«Ni le travail sans relâche ni les loisirs sans fin ne donnent un sens à la vie.»
Florian Lippke sur le repos et le travail dans les religions
Florian Lippke développe dans le Département fédéral de l’intérieur (DEI/OFSP) des approches pour l’avenir de la politique de santé de la Suisse – l’assurance qualité est son métier. Il a terminé ses études de théologie avec un doctorat ayant pour titre les Lamentations d’Israël («Klagelieder Israels»). Il établit de nombreux liens entre la santé et la théologie, en dernier lieu en ce qui concerne le thème du temps de repos («Auszeit»). La directrice du musée Naomi Lubrich a parlé avec lui du jour de repos prescrit par la religion, de la vie équilibrée et du «digital détox».
Naomi Lubrich: Cher Florian, tu t’es intéressé au thème du temps de repos du point de vue de la politique sanitaire. Qu’est-ce qui a motivé ta démarche?
Florian Lippke: La rédaction du journal ASMAC, Association Suisse des médecins-assistant(e)s et chef(fes) de clinique m’a demandé un article sur le sujet de la fréquence dans les religions («Frequenz in den Religionen»). Le journal traite principalement de questions médicales, de temps en temps toutefois aussi de questions philosophiques. Cela touche une corde sensible chez moi.
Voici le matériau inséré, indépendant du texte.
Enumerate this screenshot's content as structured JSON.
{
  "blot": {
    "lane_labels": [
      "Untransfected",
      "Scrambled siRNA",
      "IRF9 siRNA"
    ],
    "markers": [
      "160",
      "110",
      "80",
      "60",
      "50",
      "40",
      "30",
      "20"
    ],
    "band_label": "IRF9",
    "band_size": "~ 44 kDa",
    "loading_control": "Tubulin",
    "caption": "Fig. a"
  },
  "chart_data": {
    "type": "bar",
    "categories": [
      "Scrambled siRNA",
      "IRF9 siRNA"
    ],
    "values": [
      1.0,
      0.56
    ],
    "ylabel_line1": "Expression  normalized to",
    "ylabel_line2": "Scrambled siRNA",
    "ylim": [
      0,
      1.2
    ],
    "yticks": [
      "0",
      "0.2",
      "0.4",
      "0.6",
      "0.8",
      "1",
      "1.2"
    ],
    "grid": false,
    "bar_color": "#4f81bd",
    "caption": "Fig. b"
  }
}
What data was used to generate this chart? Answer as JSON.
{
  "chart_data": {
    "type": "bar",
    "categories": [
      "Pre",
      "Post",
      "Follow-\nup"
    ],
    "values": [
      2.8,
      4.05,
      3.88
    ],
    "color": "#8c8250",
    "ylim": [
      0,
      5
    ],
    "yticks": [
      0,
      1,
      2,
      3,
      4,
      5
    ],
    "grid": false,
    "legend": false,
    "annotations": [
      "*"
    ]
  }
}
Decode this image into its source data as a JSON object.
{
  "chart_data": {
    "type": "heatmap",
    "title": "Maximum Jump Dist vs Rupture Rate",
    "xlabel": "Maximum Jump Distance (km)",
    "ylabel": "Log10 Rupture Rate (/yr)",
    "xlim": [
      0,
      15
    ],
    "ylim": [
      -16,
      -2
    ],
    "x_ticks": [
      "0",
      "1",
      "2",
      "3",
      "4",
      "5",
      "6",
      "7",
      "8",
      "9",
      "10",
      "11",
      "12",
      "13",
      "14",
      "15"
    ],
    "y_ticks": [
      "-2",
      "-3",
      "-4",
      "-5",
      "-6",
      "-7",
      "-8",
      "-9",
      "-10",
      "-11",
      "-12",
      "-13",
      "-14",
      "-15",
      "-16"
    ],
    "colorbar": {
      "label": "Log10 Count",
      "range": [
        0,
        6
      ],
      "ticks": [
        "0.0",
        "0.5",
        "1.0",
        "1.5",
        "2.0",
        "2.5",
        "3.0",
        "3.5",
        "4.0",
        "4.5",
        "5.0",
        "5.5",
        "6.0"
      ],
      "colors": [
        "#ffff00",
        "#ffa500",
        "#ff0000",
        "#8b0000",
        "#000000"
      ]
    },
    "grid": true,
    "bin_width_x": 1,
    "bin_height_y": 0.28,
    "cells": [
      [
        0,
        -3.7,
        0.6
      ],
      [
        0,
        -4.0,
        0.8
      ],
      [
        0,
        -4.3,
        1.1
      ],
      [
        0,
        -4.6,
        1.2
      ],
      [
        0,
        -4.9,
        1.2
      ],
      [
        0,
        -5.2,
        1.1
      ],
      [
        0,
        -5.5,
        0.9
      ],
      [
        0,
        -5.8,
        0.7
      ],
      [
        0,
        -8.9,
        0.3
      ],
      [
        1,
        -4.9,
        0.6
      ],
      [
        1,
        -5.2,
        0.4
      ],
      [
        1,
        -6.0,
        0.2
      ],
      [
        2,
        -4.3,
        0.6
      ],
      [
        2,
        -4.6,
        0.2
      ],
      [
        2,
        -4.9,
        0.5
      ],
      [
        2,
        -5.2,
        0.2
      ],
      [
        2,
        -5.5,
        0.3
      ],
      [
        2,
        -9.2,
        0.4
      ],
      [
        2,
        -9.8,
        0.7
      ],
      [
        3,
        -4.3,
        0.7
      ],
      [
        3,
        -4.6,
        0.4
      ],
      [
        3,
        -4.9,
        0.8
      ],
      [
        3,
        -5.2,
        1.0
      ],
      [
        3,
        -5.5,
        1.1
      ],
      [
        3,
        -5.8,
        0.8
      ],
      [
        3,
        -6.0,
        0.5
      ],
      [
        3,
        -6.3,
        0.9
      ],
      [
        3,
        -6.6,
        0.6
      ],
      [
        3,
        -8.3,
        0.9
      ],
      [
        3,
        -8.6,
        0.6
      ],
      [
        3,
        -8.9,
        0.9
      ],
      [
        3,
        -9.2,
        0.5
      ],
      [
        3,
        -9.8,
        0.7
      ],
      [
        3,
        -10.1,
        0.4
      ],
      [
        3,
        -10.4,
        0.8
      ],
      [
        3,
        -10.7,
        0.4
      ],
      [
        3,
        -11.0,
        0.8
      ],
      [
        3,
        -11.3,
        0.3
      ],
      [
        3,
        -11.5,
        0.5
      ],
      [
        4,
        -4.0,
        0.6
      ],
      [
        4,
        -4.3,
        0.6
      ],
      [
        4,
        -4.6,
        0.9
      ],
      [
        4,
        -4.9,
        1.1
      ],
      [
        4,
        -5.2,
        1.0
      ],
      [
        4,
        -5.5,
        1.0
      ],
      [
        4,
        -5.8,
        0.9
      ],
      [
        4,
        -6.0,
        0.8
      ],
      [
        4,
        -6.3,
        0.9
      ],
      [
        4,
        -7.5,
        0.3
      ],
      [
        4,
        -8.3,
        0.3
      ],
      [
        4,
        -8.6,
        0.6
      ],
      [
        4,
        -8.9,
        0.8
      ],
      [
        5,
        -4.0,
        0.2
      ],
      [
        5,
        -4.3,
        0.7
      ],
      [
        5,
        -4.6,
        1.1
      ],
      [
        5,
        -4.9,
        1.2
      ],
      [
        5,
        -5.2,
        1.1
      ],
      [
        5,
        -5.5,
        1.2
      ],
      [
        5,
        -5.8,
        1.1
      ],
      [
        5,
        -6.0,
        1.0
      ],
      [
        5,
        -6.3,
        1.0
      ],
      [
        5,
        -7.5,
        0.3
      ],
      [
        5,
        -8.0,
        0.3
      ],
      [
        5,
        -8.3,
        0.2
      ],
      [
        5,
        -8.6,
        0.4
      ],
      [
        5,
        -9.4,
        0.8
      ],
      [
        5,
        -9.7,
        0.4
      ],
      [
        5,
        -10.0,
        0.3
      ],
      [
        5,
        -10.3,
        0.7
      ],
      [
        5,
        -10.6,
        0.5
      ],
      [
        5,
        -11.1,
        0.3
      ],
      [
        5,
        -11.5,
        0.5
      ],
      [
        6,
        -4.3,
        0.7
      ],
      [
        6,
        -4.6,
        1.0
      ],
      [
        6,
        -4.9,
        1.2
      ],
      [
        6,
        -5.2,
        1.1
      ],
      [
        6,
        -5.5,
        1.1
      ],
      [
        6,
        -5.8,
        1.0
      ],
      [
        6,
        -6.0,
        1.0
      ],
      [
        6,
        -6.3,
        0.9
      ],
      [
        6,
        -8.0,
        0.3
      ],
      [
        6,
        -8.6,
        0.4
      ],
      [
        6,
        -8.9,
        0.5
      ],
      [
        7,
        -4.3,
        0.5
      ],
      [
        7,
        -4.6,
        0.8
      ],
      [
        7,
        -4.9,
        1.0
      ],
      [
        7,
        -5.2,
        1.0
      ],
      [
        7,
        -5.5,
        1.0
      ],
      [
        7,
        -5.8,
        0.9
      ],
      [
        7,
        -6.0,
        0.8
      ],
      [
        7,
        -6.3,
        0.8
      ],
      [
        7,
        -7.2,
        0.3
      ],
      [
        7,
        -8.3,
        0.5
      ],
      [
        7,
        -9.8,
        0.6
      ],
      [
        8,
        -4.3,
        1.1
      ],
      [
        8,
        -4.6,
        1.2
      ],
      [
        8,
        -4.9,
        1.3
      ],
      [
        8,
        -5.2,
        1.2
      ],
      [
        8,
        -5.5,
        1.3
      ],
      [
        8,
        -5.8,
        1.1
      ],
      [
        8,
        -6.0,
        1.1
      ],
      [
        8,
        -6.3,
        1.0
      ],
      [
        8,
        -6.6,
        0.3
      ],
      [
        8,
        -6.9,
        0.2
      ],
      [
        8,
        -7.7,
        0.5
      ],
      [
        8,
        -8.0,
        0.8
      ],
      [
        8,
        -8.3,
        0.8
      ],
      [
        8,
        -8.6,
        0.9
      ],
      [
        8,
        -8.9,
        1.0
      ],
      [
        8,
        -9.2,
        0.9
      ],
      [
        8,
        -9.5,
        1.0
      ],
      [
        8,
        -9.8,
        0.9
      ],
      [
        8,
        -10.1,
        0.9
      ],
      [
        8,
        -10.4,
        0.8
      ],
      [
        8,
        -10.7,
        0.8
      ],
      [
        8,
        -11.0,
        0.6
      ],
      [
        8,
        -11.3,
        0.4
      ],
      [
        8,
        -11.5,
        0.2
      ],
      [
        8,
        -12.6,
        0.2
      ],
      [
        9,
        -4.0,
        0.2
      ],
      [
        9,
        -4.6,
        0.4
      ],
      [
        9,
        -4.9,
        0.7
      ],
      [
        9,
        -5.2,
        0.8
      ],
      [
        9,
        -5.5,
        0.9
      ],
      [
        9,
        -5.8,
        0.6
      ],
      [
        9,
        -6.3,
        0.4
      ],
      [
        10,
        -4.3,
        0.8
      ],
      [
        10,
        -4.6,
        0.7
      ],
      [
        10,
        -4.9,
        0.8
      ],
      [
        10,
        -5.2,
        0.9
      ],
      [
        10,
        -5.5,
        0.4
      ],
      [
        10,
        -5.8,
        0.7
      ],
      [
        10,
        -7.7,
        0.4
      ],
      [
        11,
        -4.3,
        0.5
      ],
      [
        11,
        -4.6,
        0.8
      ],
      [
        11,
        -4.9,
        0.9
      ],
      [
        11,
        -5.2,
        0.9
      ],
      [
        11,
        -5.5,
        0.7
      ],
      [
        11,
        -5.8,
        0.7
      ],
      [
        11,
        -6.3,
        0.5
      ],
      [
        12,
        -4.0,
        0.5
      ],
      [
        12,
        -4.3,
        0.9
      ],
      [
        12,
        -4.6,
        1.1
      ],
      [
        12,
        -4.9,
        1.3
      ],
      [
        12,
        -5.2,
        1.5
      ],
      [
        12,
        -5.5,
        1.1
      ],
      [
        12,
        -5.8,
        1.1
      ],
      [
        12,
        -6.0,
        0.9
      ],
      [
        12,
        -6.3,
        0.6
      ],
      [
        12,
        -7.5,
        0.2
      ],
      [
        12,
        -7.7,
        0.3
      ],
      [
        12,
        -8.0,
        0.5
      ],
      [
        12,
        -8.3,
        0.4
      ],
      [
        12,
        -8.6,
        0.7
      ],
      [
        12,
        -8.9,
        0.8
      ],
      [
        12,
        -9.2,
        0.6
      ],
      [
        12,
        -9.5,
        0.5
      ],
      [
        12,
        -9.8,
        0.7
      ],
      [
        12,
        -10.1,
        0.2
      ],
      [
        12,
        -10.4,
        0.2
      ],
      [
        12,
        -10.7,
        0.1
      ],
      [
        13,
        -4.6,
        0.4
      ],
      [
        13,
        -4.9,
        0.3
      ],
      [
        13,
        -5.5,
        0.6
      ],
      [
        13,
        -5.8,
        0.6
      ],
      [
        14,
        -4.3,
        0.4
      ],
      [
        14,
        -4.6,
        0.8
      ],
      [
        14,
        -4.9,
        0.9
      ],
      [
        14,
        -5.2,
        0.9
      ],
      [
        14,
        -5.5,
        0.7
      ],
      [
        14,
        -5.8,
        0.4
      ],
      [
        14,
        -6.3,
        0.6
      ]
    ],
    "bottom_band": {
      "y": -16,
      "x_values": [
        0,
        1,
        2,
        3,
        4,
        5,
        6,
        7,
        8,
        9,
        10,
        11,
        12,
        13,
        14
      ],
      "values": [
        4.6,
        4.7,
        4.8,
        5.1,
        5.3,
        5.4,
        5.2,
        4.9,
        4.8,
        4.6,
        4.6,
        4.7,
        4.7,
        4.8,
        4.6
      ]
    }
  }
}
J’ai depuis toujours aimé les sujets qui permettent de rapprocher les discussions actuelles des anciennes conceptions religieuses, comme le véganisme, la science-fiction et l’univers, les interprétations de la beauté, la philosophie et la nature – ou aussi les sujets portant sur l’origine de la démocratie au Proche-Orient. J’ai donc accepté et me suis penché sur les unités de temps dans le judaïsme et dans le christianisme. À cet égard, les conceptions des temps de repos sont déterminantes.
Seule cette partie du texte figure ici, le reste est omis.